Prawn: Any of various edible marine decapod crustaceans resembling shrimps but usually somewhat larger and with a prominent rostrum on the carapace. Also more widely: a large shrimp. The traditional edible prawns of the North Atlantic belong to the genus Leander (infraorder Caridea), while those of Indo-Pacific origin belong to the genus Penaeus (suborder Dendrobranchiata).

So, there you have it. Crystal clear now, isn’t it? The ones with the prominent rostrum on the carapace are prawns.

Our recipe was chosen from om The English Art of Cookery, by Richard Briggs, published, as I said, in 1788. I give you the original recipe below, and Kathryn has given our interpretation and a photo of the finished dish in her post of yesterday (linked above). The dish was delicious.


To stew Crawfish, Prawns, or Shrimps.
Take half a hundred crawfish, or one hundred prawns, or two quarts of shrimps, boil them in salt and water, pick out the tails and bruise the bodies, put the bodies on the fire with half a pint of water, a pint of white wine, a blade of mace, and a bit of horse-radish, and stew them a quarter of an hour; then strain the liquor off, wash out the stew-pan, and put the tails and liquor in, with a piece of butter mixed with flour, and a little grated nutmeg, stir them, and stew them till they are thick and smooth; cut a thin toast round a quatern loaf, toast it brown on both sides, cut it into six pieces, lay them close in a dish, and put the ingredients over; if it is crawfish, break some of the claws, take out the meat, and put them round the dish for garnish, and put the rest with the tails.


Quotation for the Day.

I'm horrified of lobsters.
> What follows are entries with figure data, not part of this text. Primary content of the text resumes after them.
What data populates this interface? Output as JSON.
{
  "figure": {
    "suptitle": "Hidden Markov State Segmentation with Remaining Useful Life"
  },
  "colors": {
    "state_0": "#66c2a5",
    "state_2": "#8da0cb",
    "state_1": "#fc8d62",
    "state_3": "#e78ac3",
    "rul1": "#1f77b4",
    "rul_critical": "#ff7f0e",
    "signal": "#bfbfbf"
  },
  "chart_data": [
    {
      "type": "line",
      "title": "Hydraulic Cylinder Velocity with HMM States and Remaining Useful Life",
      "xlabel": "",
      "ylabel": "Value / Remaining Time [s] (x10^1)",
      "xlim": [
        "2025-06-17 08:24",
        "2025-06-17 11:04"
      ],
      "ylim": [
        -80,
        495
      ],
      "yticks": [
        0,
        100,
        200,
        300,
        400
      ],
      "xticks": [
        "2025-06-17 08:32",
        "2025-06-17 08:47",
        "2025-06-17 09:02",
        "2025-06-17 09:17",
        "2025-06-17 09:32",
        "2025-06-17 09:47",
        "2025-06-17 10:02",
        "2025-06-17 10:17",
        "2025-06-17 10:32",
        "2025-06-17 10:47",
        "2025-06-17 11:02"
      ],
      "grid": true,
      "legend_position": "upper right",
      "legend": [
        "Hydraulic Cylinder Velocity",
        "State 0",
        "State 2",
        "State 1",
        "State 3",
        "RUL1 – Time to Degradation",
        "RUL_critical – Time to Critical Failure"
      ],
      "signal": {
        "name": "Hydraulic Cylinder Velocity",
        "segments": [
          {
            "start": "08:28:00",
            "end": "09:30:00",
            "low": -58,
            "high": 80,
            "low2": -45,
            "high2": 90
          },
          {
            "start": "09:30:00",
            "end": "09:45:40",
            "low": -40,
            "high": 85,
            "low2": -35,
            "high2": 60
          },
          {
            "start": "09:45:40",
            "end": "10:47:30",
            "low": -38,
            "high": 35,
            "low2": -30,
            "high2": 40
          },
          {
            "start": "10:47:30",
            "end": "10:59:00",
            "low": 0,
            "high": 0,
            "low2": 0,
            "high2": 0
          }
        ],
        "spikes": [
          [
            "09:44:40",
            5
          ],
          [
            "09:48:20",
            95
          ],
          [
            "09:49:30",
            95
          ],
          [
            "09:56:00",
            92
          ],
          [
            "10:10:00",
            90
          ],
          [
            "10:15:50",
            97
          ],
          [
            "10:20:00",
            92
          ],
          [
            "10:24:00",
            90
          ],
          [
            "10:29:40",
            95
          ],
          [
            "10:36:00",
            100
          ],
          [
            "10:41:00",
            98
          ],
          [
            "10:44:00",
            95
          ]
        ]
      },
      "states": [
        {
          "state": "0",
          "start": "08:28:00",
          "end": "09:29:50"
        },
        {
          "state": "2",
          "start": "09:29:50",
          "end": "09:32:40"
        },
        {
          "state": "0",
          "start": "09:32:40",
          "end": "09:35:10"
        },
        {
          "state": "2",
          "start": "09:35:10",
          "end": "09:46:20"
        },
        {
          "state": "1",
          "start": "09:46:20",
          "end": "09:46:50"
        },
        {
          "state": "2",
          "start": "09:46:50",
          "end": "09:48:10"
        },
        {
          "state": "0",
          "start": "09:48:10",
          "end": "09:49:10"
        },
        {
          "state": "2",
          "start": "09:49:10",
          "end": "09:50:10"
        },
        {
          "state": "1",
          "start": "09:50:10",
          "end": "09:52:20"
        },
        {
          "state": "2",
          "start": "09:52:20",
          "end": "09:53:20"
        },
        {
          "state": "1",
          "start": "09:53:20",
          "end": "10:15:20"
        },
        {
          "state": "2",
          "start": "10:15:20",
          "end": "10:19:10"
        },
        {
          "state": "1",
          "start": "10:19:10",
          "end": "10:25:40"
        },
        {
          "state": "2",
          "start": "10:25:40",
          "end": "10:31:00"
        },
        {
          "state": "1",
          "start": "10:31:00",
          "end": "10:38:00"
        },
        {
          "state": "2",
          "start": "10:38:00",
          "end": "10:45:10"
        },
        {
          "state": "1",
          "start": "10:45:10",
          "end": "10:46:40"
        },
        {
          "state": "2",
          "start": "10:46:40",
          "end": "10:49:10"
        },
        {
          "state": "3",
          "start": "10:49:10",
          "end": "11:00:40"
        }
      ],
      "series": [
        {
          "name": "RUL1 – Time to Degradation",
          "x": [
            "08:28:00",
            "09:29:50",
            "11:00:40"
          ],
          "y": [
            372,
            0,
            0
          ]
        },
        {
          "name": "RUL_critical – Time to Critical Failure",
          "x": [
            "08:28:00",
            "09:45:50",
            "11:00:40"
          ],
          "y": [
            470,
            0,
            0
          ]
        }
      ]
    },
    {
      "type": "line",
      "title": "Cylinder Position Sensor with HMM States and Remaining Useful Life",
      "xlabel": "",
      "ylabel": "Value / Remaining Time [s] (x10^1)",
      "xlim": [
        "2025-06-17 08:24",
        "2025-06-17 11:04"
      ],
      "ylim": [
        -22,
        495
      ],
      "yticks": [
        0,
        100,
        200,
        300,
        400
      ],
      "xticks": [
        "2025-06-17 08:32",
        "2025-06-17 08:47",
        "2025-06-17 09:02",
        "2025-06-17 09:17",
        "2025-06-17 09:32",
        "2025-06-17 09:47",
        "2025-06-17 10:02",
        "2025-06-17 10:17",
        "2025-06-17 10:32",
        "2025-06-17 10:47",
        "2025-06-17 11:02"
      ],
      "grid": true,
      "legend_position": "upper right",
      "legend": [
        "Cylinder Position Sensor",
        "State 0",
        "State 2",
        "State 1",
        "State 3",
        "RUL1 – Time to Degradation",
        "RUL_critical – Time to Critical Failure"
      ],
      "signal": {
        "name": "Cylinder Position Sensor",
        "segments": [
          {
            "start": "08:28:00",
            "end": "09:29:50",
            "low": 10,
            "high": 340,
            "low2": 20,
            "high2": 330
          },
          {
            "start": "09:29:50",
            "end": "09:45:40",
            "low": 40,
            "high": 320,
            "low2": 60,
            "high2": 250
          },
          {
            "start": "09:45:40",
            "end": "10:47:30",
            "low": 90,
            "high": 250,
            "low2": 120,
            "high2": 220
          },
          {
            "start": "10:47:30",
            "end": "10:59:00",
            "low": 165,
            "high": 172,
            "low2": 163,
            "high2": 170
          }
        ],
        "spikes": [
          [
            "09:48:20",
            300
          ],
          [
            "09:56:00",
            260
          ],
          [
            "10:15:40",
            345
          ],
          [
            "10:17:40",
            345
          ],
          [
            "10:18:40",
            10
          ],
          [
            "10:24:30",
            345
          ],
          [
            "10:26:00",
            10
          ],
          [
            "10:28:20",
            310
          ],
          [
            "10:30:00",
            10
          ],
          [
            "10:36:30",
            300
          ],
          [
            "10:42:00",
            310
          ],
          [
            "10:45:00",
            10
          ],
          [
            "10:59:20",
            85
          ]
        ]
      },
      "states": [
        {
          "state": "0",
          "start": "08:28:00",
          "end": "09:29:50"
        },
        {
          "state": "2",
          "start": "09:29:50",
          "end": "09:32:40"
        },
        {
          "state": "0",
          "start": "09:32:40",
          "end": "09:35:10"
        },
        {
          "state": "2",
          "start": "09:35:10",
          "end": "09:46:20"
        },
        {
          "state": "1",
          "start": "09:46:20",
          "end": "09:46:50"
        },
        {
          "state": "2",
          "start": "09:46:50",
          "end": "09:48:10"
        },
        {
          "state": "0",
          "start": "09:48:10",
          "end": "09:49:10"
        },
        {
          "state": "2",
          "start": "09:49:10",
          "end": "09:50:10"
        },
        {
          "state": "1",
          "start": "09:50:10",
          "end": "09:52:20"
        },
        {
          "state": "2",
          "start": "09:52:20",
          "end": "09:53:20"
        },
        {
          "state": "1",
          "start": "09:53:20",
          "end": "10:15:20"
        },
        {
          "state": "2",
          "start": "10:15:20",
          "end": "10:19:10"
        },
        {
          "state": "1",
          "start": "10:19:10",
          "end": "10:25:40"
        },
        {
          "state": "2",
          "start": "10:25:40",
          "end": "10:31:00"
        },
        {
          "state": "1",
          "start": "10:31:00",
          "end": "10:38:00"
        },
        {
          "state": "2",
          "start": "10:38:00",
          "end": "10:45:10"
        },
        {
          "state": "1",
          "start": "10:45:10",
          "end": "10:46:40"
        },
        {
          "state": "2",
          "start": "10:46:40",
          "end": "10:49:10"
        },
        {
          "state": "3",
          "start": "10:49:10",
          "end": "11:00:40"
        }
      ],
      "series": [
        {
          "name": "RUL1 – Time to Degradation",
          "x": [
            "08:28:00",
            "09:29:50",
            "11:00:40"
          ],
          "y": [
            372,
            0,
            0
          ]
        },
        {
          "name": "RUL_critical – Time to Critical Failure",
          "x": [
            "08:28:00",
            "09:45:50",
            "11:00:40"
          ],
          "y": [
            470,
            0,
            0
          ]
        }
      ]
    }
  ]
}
And shrimp and lobsters are the cockroaches of the ocean.
Brooke Burke.

3 comments:

Unknown said...

"Shrimp or Prawns" - looks like the (European?) confusion about "Scampi or Gamba"

The Old Foodie said...

Hello PaulO - I came across that confusion recently (we dont do 'scampi' in Oz) and have already earmarked that topic for another post - it seems to be a 1950's phenomenon (the dish named scampi, that is. It is fascinating, isnt it, this word stuff?

KT said...

Mmm, I love shrimp/prawns and lobster... but my husband would agree that they are the cockroaches of the sea.